J Mol Cell Cardiol. 2023 Aug;181:79-88. doi: 10.1016/j.yjmcc.2023.06.002. Epub 2023 Jun 17.
Heart disease continues to be the leading cause of mortality worldwide, primarily attributed to the restricted regenerative potential of the adult human heart following injury. In contrast to their adult counterparts, many neonatal mammals can spontaneously regenerate their myocardium in the first few days of life via extensive proliferation of the pre-existing cardiomyocytes. Reasons for the decline in regenerative capacity during postnatal development, and how to control it, remain largely unexplored. Accumulated evidence suggests that the preservation of regenerative potential depends on a conducive metabolic state in the embryonic and neonatal heart. Along with the postnatal increase in oxygenation and workload, the mammalian heart undergoes a metabolic transition, shifting its primary metabolic substrate from glucose to fatty acids shortly after birth for energy advantage. This metabolic switch causes cardiomyocyte cell-cycle arrest, which is widely regarded as a key mechanism for the loss of regenerative capacity. Beyond energy provision, emerging studies have suggested a link between this intracellular metabolism dynamics and postnatal epigenetic remodeling of the mammalian heart that reshapes the expression of many genes important for cardiomyocyte proliferation and cardiac regeneration, since many epigenetic enzymes utilize kinds of metabolites as obligate cofactors or substrates. This review summarizes the current state of knowledge of metabolism and metabolite-mediated epigenetic modifications in cardiomyocyte proliferation, with a particular focus on highlighting the potential therapeutic targets that hold promise to treat human heart failure via metabolic and epigenetic regulations.

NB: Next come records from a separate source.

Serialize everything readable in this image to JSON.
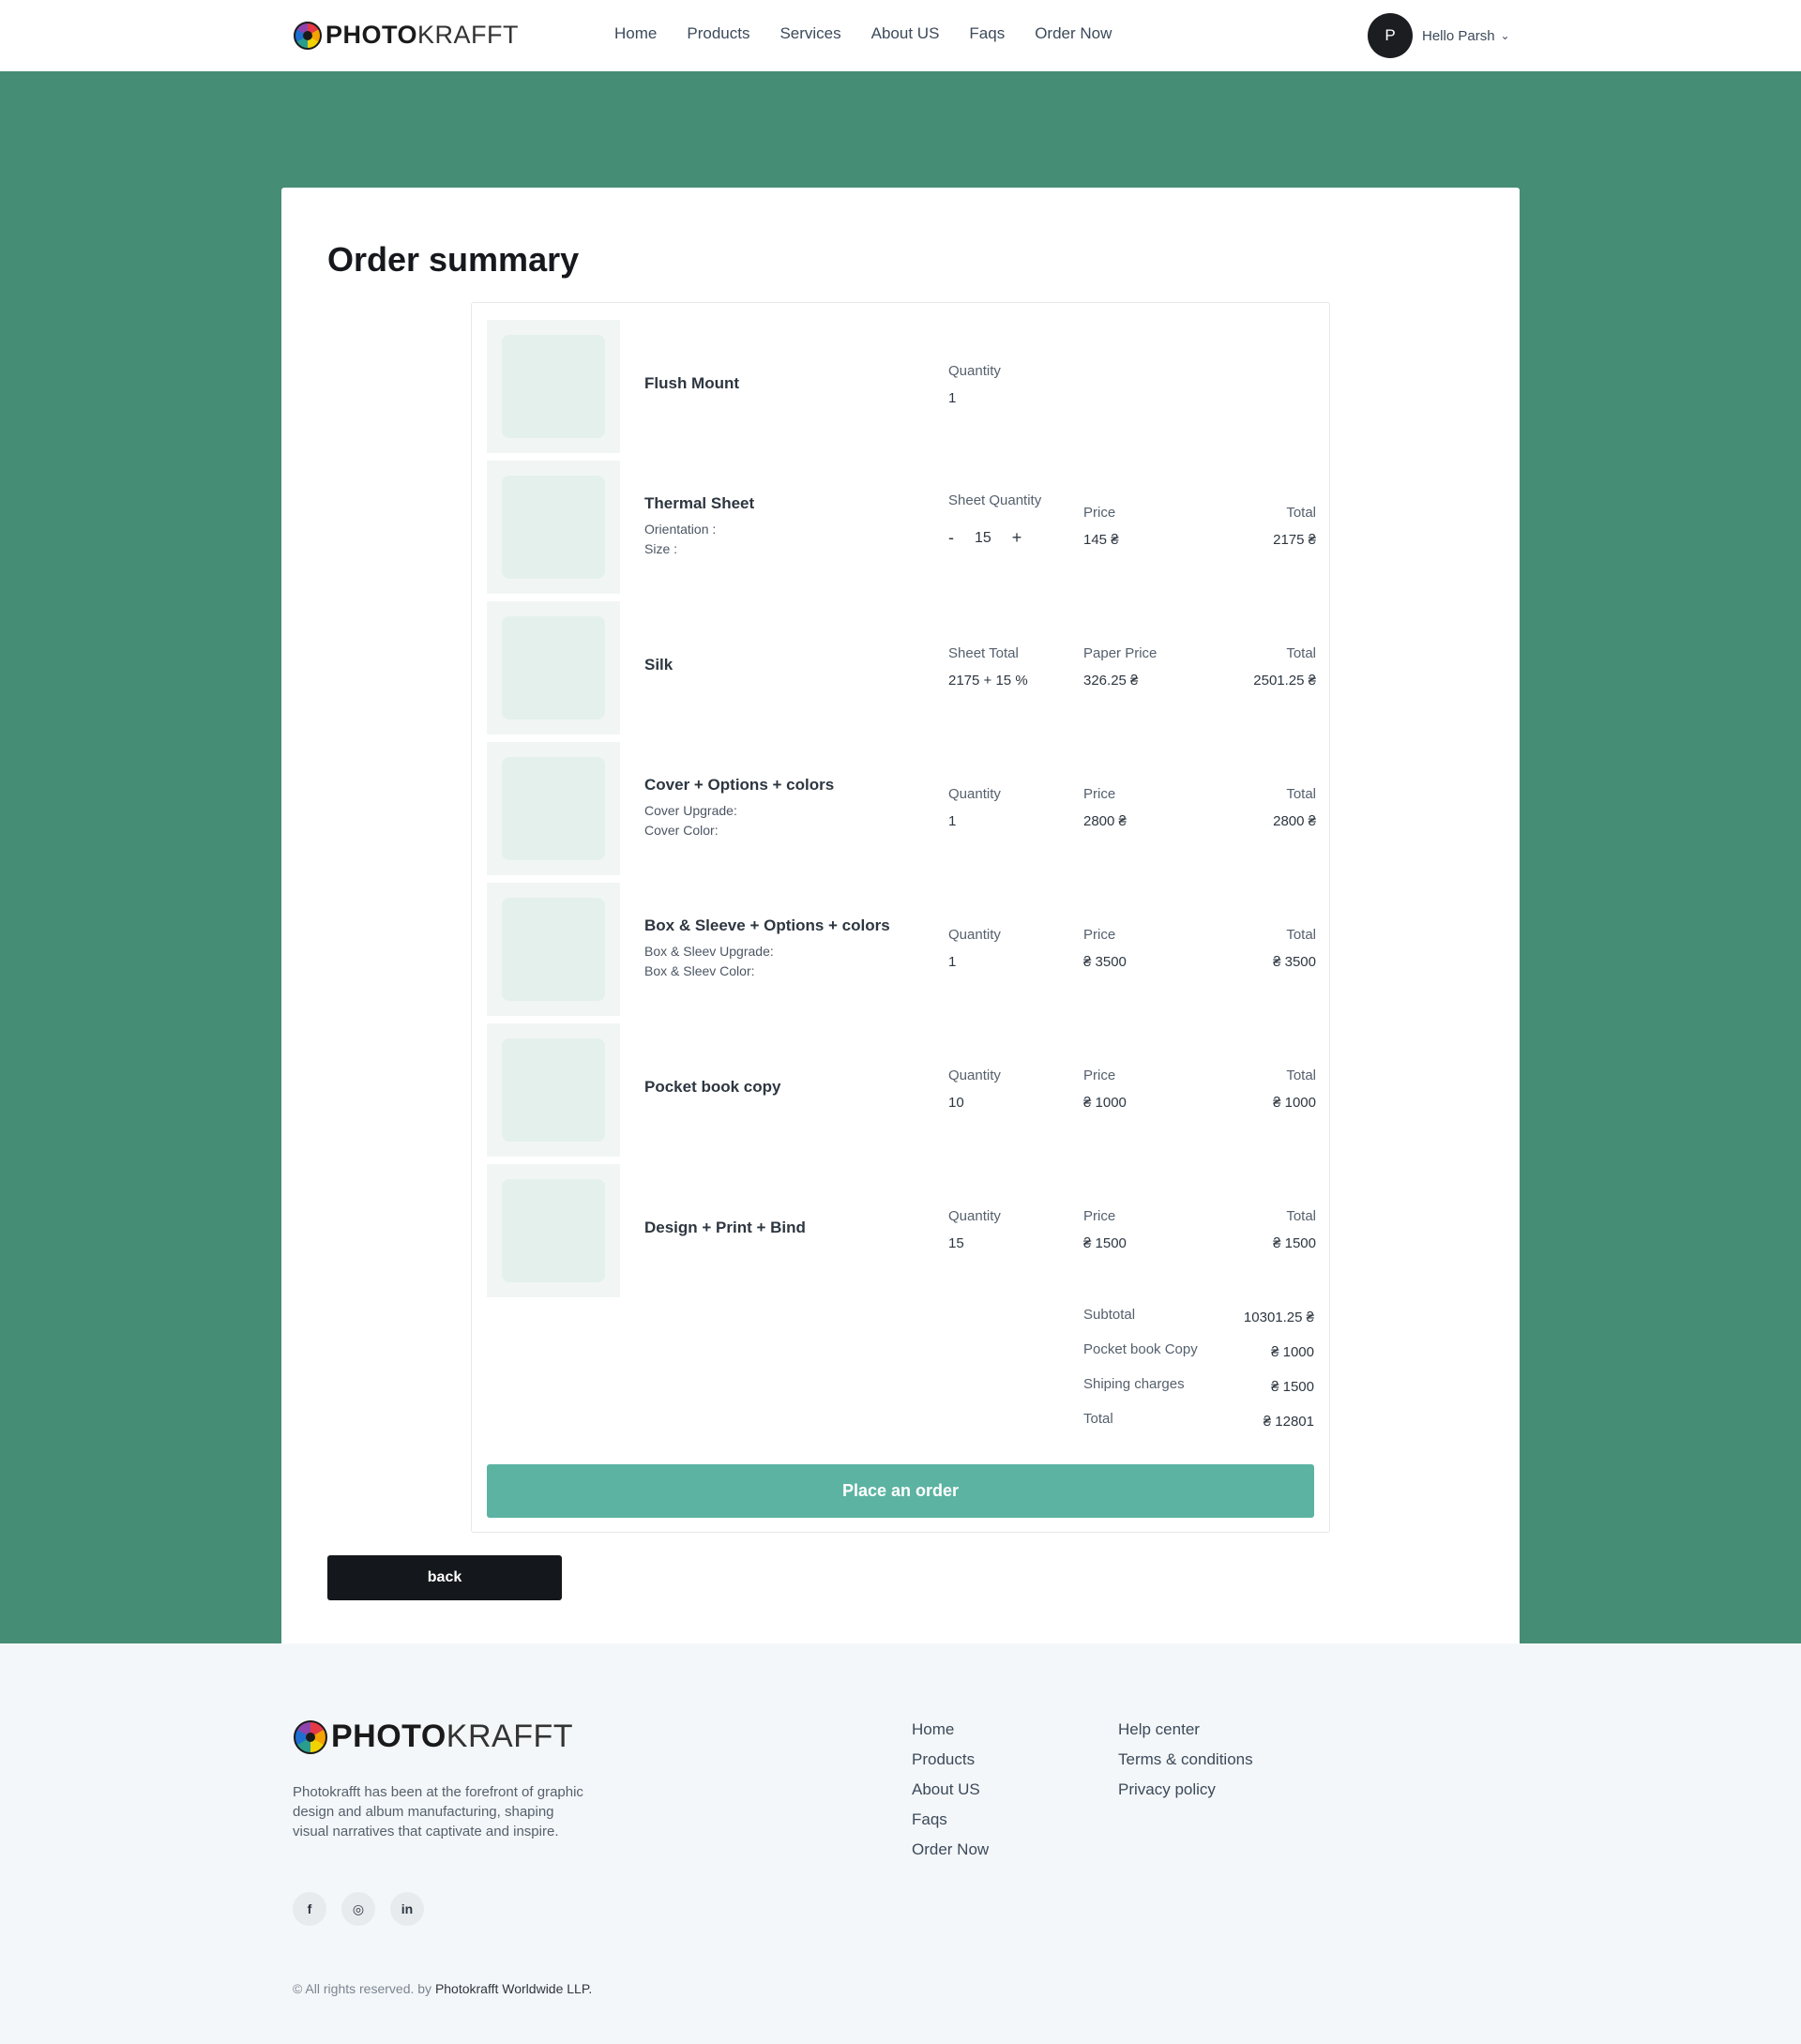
{
  "brand": {
    "part1": "PHOTO",
    "part2": "KRAFFT"
  },
  "nav": {
    "items": [
      "Home",
      "Products",
      "Services",
      "About US",
      "Faqs",
      "Order Now"
    ]
  },
  "user": {
    "initial": "P",
    "greeting": "Hello Parsh"
  },
  "page": {
    "title": "Order summary"
  },
  "items": [
    {
      "name": "Flush Mount",
      "labels": {
        "q": "Quantity"
      },
      "values": {
        "q": "1"
      }
    },
    {
      "name": "Thermal Sheet",
      "sub1": "Orientation :",
      "sub2": "Size :",
      "labels": {
        "q": "Sheet Quantity",
        "p": "Price",
        "t": "Total"
      },
      "values": {
        "q": "15",
        "p": "145 ₴",
        "t": "2175 ₴"
      },
      "stepper": {
        "minus": "-",
        "plus": "+"
      }
    },
    {
      "name": "Silk",
      "labels": {
        "q": "Sheet Total",
        "p": "Paper Price",
        "t": "Total"
      },
      "values": {
        "q": "2175 + 15 %",
        "p": "326.25 ₴",
        "t": "2501.25 ₴"
      }
    },
    {
      "name": "Cover + Options + colors",
      "sub1": "Cover Upgrade:",
      "sub2": "Cover Color:",
      "labels": {
        "q": "Quantity",
        "p": "Price",
        "t": "Total"
      },
      "values": {
        "q": "1",
        "p": "2800 ₴",
        "t": "2800 ₴"
      }
    },
    {
      "name": "Box & Sleeve + Options + colors",
      "sub1": "Box & Sleev Upgrade:",
      "sub2": "Box & Sleev Color:",
      "labels": {
        "q": "Quantity",
        "p": "Price",
        "t": "Total"
      },
      "values": {
        "q": "1",
        "p": "₴ 3500",
        "t": "₴ 3500"
      }
    },
    {
      "name": "Pocket book copy",
      "labels": {
        "q": "Quantity",
        "p": "Price",
        "t": "Total"
      },
      "values": {
        "q": "10",
        "p": "₴ 1000",
        "t": "₴ 1000"
      }
    },
    {
      "name": "Design + Print + Bind",
      "labels": {
        "q": "Quantity",
        "p": "Price",
        "t": "Total"
      },
      "values": {
        "q": "15",
        "p": "₴ 1500",
        "t": "₴ 1500"
      }
    }
  ],
  "totals": [
    {
      "label": "Subtotal",
      "value": "10301.25 ₴"
    },
    {
      "label": "Pocket book Copy",
      "value": "₴ 1000"
    },
    {
      "label": "Shiping charges",
      "value": "₴ 1500"
    },
    {
      "label": "Total",
      "value": "₴ 12801"
    }
  ],
  "actions": {
    "place_order": "Place an order",
    "back": "back"
  },
  "footer": {
    "description": "Photokrafft has been at the forefront of graphic design and album manufacturing, shaping visual narratives that captivate and inspire.",
    "social": {
      "facebook": "f",
      "instagram": "◎",
      "linkedin": "in"
    },
    "col1": [
      "Home",
      "Products",
      "About US",
      "Faqs",
      "Order Now"
    ],
    "col2": [
      "Help center",
      "Terms & conditions",
      "Privacy policy"
    ],
    "copyright_prefix": "© All rights reserved. by ",
    "copyright_company": "Photokrafft Worldwide LLP."
  },
  "colors": {
    "band": "#458d74",
    "button": "#5cb3a2",
    "dark": "#14171b"
  }
}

心脏病仍然是全球范围内导致死亡的主要原因,主要归因于成人心脏在受伤后再生能力有限。与成人相比,许多新生哺乳动物在生命的最初几天可以通过预先存在的心肌细胞的广泛增殖自发地再生心肌。导致出生后再生能力下降的原因以及如何控制这种下降,在很大程度上仍未得到探索。越来越多的证据表明,再生潜力的保留取决于胚胎和新生儿心脏中有利的代谢状态。随着出生后氧气和工作量的增加,哺乳动物心脏经历代谢转变,其主要代谢底物从葡萄糖转变为脂肪酸,以获得能量优势。这种代谢转换导致心肌细胞细胞周期停滞,这被广泛认为是丧失再生能力的关键机制。除了提供能量之外,新兴的研究还表明,这种细胞内代谢动态与哺乳动物心脏的出生后表观遗传重塑之间存在联系,这种重塑重塑了许多对心肌细胞增殖和心脏再生很重要的基因的表达,因为许多表观遗传酶利用各种代谢物作为必需的辅助因子或底物。本综述总结了代谢和代谢物介导的表观遗传修饰在心肌细胞增殖中的最新知识状况,特别强调了通过代谢和表观遗传调控治疗人类心力衰竭的有希望的治疗靶点。